One thing's that the studies do show is the effects of estrogen as a neuroprotective agent. The loss of a certain amount of dopamine producing neurons was observed in a one study done in OVX female monkey's ( https://www.sciencedaily.com/releases/2000/12/001204072446.htm ).

Summary on that study would seem to show a:

- 30% loss of dopamine producing nerve cells in the substantia nigra - which plays a big role in motivation, reward and movement.
- low/depraved state in that study was an E2 level below 15 pg/ml - and it was not the sensitive assay.
- those with short term deprivation (10days) seemed to recover the lost neurons with a brief E2 treatment.
- those with long term deprivation (30 days) did not recover the lost neurons.

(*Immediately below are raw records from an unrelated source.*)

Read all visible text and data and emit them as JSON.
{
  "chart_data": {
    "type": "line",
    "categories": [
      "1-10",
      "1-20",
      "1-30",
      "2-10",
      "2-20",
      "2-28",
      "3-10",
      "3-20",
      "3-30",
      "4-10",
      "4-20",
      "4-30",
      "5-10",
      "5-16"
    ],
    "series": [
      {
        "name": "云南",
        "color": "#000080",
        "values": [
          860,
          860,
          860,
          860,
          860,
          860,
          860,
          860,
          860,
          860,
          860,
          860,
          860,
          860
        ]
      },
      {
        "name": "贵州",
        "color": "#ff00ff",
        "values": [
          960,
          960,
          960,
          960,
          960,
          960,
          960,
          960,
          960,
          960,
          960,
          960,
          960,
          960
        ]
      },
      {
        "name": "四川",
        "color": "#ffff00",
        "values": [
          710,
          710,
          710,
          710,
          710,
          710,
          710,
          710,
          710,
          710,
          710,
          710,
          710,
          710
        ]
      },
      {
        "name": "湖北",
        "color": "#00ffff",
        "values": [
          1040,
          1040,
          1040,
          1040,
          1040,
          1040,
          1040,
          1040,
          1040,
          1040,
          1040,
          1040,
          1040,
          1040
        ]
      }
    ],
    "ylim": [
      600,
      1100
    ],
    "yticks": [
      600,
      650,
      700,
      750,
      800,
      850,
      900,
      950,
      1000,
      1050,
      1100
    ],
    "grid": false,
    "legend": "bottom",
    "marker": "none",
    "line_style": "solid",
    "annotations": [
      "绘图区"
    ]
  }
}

Few caveat's and why we should not think that this study directly correlates with humans:

- Looking at the full study we see that the mentioned "brief" estrogen therapy meant 2 days. That is a very short duration and I would assume that the other group would have seen some recovery with a longer time of estrogen therapy.
- There are hundreds of people and anecdotes in different forums who have gone through a long state of very low estrogen. If that would mean permanent loss of your dopamine producing neurons, I think that we would see a lot more of "fuss" about it - like we see with pfs syndrome.

That said. I do think that its safe to say that estrogen is important in protecting your dopamine producing neurons. I can also relate to the experience where you feel awful for a long time after a crash - even tough your e2 is within range. I was in a dark place for months. My symptoms did resemble those of low dopamine function: poor drive/motivation, low libido, cant enjoy anything etc.